Multi-Layer Efficiency

• Policy hit rate (correct layer chosen)

• Beam utilization and PRBs by slice

• Backhaul failover time and throughput under failover

Business Impact

• Sites restored with HAPS support

• Service credits avoided

• Population under coverage (dynamic estimate)

9) 12-Month Operator Roadmap

Quarter 1–2

• Reference architecture: EPC/5GC integration, PCF policies, NWDAF hooks, slice catalog.

• Lab validation: interop with LMR/TETRA, cell broadcast path, dual backhaul failover.

• Select two pilot areas: one coverage/capacity, one disaster drill.

Quarter 3–4

• Fly 60–90 day pilots: coverage first, then disaster simulation (fibre cut + power loss).

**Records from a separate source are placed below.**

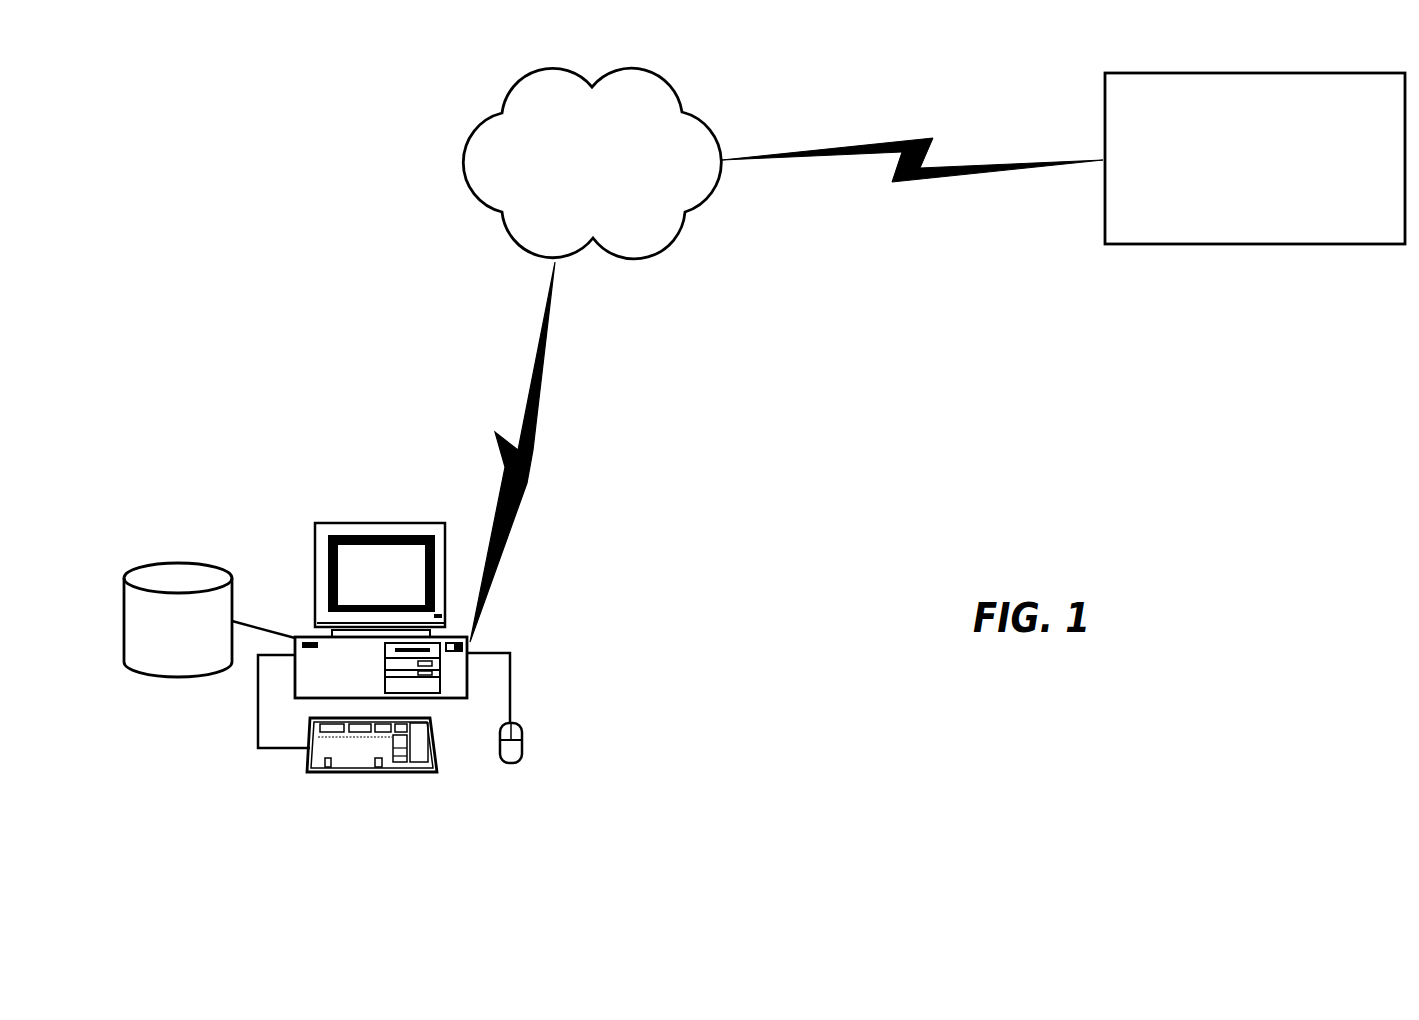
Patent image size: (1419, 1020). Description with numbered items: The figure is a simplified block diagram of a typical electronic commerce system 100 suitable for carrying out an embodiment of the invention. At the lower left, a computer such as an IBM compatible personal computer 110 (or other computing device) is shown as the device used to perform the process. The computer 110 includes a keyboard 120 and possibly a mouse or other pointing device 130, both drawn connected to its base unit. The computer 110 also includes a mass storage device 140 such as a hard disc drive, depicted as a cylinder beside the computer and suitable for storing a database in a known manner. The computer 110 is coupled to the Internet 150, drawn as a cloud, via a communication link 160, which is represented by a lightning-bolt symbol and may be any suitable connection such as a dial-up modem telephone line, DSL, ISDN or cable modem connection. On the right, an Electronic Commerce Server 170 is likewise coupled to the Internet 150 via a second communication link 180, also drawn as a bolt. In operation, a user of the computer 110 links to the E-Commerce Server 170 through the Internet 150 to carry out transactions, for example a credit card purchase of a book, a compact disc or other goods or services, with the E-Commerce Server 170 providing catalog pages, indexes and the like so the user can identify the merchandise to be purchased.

The system 100 is at (942, 438).
The personal computer 110 is at (382, 525).
The keyboard 120 is at (320, 773).
The mouse or other pointing device 130 is at (522, 735).
The mass storage device 140 is at (145, 578).
The Internet 150 is at (630, 259).
The communication link 160 is at (530, 453).
The Electronic Commerce Server 170 is at (1212, 245).
The communication link 180 is at (912, 144).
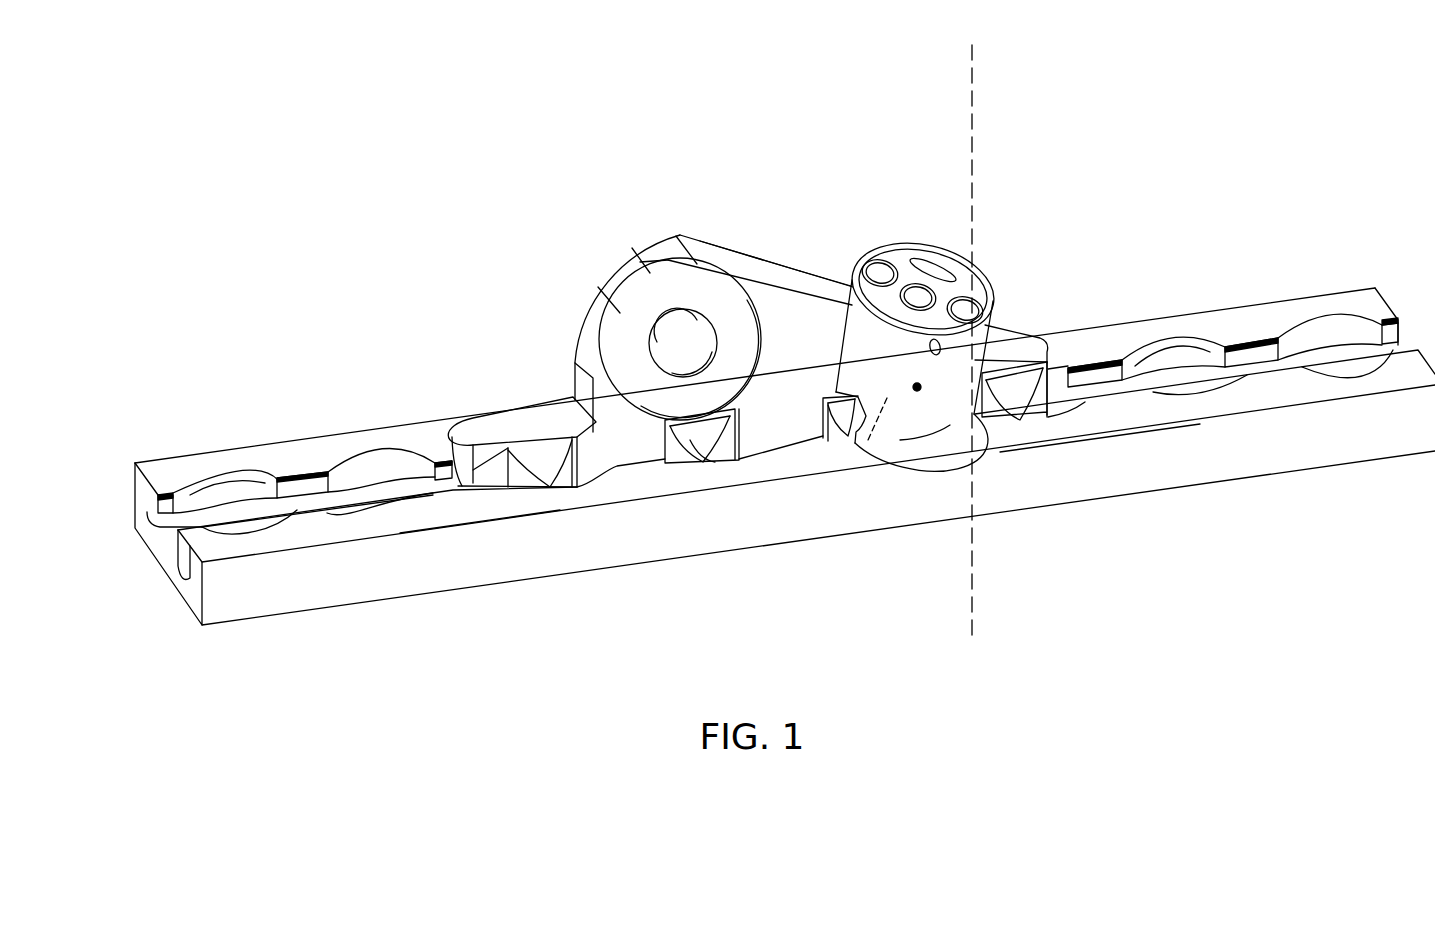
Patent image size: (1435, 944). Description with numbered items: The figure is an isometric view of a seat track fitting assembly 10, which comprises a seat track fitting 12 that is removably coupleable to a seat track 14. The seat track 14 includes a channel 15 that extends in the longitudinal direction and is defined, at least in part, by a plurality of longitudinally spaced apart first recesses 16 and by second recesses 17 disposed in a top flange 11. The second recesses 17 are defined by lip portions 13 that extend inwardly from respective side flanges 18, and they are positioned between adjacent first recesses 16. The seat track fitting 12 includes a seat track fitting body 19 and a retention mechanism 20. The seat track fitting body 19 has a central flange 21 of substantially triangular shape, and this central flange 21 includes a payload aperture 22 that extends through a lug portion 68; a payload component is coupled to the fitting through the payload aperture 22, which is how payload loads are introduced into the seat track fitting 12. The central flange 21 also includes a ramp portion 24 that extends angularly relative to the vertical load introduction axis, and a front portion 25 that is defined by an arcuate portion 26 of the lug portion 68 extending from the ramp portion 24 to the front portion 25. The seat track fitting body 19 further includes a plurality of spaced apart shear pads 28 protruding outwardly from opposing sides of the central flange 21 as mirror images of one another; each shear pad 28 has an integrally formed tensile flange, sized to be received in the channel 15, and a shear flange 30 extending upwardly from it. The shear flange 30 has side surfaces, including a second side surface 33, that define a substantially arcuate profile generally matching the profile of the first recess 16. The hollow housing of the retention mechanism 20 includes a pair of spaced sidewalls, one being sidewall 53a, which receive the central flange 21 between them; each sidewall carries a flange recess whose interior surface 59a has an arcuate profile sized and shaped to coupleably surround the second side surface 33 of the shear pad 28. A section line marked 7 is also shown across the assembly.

The seat track fitting assembly 10 is at (1261, 129).
The section line 7- 7 is at (972, 57).
The top flange 11 is at (357, 568).
The seat track fitting 12 is at (1013, 333).
The lip portions 13 is at (325, 476).
The seat track 14 is at (1128, 478).
The channel 15 is at (172, 565).
The first recesses 16 is at (233, 505).
The second recesses 17 is at (305, 490).
The side flanges 18 is at (545, 555).
The seat track fitting body 19 is at (790, 280).
The retention mechanism 20 is at (949, 248).
The central flange 21 is at (838, 318).
The payload aperture 22 is at (666, 332).
The ramp portion 24 is at (740, 262).
The front portion 25 is at (510, 428).
The arcuate portion 26 is at (622, 272).
The shear pads 28 is at (680, 450).
The shear flange 30 is at (825, 432).
The second side surface 33 is at (884, 427).
The sidewall 53a is at (923, 425).
The interior surface 59a is at (836, 414).
The lug portion 68 is at (698, 290).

• Measure KPIs; tune steering and slices; publish runbooks for NOC/SOC/EOC.

• Contractualize: roaming-like commercial model for consumer add-ons; SLAs for public safety/utilities; enterprise resilience bundles.

10) Risks & Practical Mitigations

Conclusion: Make the Network Layer-Agnostic

NTN alignment isn’t a science project - it’s good networking. When HAPS is treated as a native RAT, slices follow users across layers, policy steers traffic by intent, and resilience becomes routine. The winners will design once for coverage, capacity, and continuity, then let the core decide - ground, stratosphere, or space - in real time.